I had a rough night last night, in part due to pain and in part due to the dream time recorded below. I woke, had my traditional weekend bagel and coffee at Uncle Harry's, came home and took a long nap. for all intents and purposes, my day started at noon. This is unheard of. I am normally up and about by 6:30 AM.
I tried to write more on the book as I have a 3,000 word goal for the weekend. I know that from both public and private comments people are waiting for this book to be out. Of course, by people, I mean four of you.
I did the Manifestation Meditation (MM) with the goal of being inspired to write, to chose the correct words necessary for teaching this method. I sat down to write full of energy but...well, nothing happened. So, in a pure act of randomness, I typed Dalai Lama into the search engine for no other conscious reason than wondering how the Dalai part was spelled. Immediately, I found a book by His Holiness called Beyond Religion. Given last night's post and my reference to myself being beyond religion (possibly) I immediately downloaded it to my Nook. I have been diligently reading and highlighting. This work will be quoted in my book.
This is a very good example of two things. The first is being more in tune with universe. I was going somewhere with my thoughts last night but I wasn't sure just to have them reflected in today's activities. Or was today, reflected back to those thoughts? Secondly, this is an example of how the MM works. I asked for something specific but generic enough for the MM to work through my own divine guidance. I got exactly what I NEEDED, not what I thought I wanted.
Another wonderful thing happened today with the MM. My very good friend, The Witch, asked me what her lesson was in a particular situation. I thought I knew but rather than imposing that on her, I did the MM with the goal of her learning the lesson she needed. With each line I rang this huge astral bell. Withing ten minutes she had it figured out.
I seek to learn that I may serve.
I am beginning to feel that it will be good to do the MM upon waking and sleeping.
That Voodoo That You Do! (Dream)
Well spank me and call me Charlie! On second thought scratch that. I don't like being hit and my name isn't Charlie.
Last night was the first night of going to sleep using the spirit symbol as part of the Stavish Meditation, previously discussed. There was a problem. Before going to sleep, I meditated on a red sphere at my throat. This is an alternative method to a indigo sphere at the nape of the neck. It was a pretty good meditation. The problem was much like months ago the meditation gave me loads of energy. The energy was tense and a bit angst filled.
Eventually, I slept but it was a light and disturbed sleep. I woke several times for the bathroom, for having kicked my covers off an for who knows what? I had one very strong dream.

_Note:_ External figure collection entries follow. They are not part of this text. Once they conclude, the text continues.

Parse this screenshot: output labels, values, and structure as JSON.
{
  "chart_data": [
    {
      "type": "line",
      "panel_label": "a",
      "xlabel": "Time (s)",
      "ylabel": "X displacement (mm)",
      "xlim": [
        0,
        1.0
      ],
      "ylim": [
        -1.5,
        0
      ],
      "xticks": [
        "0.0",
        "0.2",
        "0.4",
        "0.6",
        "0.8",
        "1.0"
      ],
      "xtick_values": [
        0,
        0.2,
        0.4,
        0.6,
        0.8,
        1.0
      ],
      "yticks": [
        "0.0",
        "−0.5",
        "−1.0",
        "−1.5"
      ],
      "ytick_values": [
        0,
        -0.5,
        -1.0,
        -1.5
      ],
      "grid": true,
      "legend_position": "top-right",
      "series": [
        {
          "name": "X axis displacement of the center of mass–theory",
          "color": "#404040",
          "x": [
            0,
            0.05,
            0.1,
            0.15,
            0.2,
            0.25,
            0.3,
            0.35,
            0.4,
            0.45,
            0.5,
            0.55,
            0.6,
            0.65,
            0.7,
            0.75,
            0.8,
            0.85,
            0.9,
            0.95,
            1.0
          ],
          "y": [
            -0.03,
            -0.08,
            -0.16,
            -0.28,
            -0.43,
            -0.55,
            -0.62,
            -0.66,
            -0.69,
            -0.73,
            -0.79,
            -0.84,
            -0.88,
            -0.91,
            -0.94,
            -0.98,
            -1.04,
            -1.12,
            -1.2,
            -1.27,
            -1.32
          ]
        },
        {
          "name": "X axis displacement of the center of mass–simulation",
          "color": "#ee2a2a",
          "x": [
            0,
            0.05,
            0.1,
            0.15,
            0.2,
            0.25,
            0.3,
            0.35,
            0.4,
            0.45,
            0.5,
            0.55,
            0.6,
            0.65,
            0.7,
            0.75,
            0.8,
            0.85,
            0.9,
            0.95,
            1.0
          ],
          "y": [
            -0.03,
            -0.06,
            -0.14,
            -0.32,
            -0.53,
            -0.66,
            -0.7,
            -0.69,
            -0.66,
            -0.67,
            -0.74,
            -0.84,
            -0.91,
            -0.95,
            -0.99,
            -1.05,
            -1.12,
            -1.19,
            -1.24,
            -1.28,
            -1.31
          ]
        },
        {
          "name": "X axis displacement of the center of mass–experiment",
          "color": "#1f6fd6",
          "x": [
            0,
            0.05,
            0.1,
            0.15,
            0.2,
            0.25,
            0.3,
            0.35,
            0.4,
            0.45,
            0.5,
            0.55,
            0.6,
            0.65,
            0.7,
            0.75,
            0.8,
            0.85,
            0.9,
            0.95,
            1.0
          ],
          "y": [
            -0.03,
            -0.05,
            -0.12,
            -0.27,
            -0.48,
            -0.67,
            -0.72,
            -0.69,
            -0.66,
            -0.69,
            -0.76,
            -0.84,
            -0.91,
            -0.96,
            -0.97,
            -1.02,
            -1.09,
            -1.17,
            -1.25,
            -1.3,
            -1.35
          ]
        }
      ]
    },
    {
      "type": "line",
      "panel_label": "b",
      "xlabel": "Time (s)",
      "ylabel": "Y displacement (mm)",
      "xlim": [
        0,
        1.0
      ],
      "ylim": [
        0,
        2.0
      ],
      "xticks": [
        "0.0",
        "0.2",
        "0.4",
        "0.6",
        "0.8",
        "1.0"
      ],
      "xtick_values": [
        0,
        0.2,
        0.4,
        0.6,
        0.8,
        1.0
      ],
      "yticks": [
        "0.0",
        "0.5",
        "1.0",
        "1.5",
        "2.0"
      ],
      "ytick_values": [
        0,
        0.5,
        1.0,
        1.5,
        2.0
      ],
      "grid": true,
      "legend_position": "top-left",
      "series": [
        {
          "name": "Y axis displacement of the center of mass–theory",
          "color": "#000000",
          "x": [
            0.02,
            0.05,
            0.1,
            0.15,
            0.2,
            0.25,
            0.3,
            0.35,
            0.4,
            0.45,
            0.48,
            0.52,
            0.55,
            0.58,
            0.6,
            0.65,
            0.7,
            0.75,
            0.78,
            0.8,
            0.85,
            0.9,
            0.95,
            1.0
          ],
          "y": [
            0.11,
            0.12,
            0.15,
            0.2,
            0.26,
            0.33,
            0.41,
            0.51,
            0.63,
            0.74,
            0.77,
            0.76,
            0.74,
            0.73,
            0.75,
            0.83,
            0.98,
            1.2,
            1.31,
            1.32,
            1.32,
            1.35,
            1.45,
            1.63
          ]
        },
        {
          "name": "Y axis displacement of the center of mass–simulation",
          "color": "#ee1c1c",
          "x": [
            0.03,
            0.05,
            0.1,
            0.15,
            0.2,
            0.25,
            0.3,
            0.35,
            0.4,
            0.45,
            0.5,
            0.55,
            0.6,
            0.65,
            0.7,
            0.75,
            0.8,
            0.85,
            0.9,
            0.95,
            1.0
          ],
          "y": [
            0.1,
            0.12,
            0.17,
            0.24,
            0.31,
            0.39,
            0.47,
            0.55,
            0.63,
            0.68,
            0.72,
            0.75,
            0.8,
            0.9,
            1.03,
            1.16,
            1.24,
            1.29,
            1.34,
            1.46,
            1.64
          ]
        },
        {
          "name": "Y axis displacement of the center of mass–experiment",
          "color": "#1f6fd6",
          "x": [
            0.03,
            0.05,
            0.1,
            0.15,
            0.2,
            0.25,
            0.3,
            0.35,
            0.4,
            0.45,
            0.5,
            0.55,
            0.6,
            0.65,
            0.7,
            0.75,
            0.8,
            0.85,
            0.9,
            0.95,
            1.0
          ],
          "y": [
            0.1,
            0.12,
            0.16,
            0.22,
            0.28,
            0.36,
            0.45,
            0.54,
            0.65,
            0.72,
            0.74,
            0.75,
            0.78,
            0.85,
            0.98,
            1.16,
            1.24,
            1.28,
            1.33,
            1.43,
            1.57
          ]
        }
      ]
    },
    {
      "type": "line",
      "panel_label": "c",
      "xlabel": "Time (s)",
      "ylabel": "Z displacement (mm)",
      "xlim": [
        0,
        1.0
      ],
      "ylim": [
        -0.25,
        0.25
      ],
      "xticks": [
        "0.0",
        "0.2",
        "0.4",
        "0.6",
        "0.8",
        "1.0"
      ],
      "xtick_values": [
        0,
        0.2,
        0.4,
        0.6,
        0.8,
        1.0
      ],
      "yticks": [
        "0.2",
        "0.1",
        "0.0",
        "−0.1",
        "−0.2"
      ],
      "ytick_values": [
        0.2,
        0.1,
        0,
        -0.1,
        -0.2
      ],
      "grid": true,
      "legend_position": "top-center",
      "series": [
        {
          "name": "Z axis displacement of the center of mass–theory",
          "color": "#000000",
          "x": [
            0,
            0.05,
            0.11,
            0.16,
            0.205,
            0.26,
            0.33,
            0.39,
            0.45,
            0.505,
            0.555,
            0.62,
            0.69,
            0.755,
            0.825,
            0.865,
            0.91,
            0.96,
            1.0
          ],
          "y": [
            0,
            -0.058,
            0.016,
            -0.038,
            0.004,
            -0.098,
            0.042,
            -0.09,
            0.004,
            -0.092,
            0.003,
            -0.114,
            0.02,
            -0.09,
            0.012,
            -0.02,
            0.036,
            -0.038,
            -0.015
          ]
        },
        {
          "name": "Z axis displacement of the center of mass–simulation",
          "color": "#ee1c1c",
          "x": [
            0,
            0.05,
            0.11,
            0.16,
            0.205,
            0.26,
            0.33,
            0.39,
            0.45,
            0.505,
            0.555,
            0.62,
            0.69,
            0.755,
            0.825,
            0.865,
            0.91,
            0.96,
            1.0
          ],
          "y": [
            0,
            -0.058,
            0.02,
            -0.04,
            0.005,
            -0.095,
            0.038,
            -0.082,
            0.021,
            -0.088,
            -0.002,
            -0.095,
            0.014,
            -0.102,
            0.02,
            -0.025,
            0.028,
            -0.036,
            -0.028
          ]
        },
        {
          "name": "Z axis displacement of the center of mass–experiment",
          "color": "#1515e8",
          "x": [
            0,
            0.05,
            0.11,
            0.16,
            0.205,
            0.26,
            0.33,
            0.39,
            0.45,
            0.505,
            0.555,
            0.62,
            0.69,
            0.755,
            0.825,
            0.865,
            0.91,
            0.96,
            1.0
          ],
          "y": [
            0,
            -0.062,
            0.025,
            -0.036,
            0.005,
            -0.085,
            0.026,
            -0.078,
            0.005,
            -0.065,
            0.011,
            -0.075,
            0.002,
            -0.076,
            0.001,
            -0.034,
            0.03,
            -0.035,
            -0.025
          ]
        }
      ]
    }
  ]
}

I was in a room that reminded my of bayou country from a horror movie. The walls and floors were boards. The furnishes had that same homespun look to them and a bit beat up. My grandparents were there. Note: In both of them are actually deceased.
The dream then cuts to a city that is also a bit down in the mouth. My grandmother is driving their old Malibu. This was odd because I never saw my grandmother drive a car. Grandfather, was walking up to us and she kept pulling away. He shot an exasperated look in her direction and got in my car and followed us. The idea was that once we got to where we were going we'd switch back to our proper vehicles.
Cut back to the bayou room.
My grandmother is dying. She has face paint on that is black and white. The black was around the eyes and mouth. There was a dirty look to it. Papa Legba was outside and trying to get in. From what I know of Papa Legba, which I admit is not much, if He is trying to get in and you're trying to keep him out, it may be wise to be a bit scared. I wasn't. I knew the symbol I needed to draw to keep him at pay and simply started looking for paper and something to write with.
I am seeing a theme in dreams of late of things that ought to have an emotional impact. Coming across acts of incest ought to get revulsion. Having mother nature disrupt the world, like in yesterday's dream post, ought to leave one full of adrenaline/fear. Having Papa Legba trying to get at your dying grandmother, ought to leave one fearful. Instead, I am dead calm (pun intended) in all of them. I am just taking care of business.